Mother was suffering with headache from the day’s fatigue and sent in her excuse, and the request that Mrs. Bemby would take the head of the table, and make the tea and coffee. Mrs. B—— accordingly took her seat, and while she is arranging the cups, let me introduce her more thoroughly by a brief description. A very stout old lady, with thin gray hairs, tucked into a small knot by a large horn comb, small blue eyes, with the under lid much nearer the pupil than the upper, giving her always a very pleasant but surprised look; a fat face, with scarcely a wrinkle, a loose under lip, and a tongue that threatened with every word to come out, so that all her words seemed to have been fattening before she spoke them. Her form was very large, so that she looked like a tierce of good nature. Her whole appearance was of that kind, that if you had seen her at the door of a house, as you were travelling, you would have stopped for refreshment, knowing that everything would be clean, and in that agreeable profusion that one always enjoys after a journey.
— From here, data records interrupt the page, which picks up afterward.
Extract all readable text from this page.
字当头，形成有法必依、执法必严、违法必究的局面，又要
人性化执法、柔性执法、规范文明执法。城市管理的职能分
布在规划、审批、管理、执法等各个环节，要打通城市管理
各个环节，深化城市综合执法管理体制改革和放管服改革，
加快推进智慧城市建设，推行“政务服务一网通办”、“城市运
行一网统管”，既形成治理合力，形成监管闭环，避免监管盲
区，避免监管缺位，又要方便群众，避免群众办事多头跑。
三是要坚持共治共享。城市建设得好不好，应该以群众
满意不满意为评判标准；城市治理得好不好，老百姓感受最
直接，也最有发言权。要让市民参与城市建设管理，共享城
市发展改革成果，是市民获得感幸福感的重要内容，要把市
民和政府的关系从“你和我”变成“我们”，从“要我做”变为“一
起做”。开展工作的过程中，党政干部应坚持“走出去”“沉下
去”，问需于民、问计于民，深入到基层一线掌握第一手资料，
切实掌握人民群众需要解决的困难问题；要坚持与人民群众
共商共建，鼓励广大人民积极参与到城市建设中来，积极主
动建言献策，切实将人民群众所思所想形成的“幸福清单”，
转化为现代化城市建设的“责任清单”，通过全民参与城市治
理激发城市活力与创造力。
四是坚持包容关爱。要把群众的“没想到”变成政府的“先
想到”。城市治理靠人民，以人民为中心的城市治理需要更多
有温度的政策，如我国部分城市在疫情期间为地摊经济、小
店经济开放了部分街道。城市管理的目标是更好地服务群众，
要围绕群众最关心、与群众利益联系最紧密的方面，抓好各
Mrs. Bemby was free and unembarrassed in her manner; Mr. Bemby unconcerned; but Ben evidently felt awkward, and was depending upon observation of the conduct of others for his table deportment.

“Colonel Smith,” said Mrs. B—— to father, after grace had been said, “will you take some tea or coffee?”

“I’ll take a cup of each,” said he. “I am a little peculiar about that, and generally ice my tea while I drink my coffee.”

“If I had a’ known that I could a’ had some friz for you, sir.”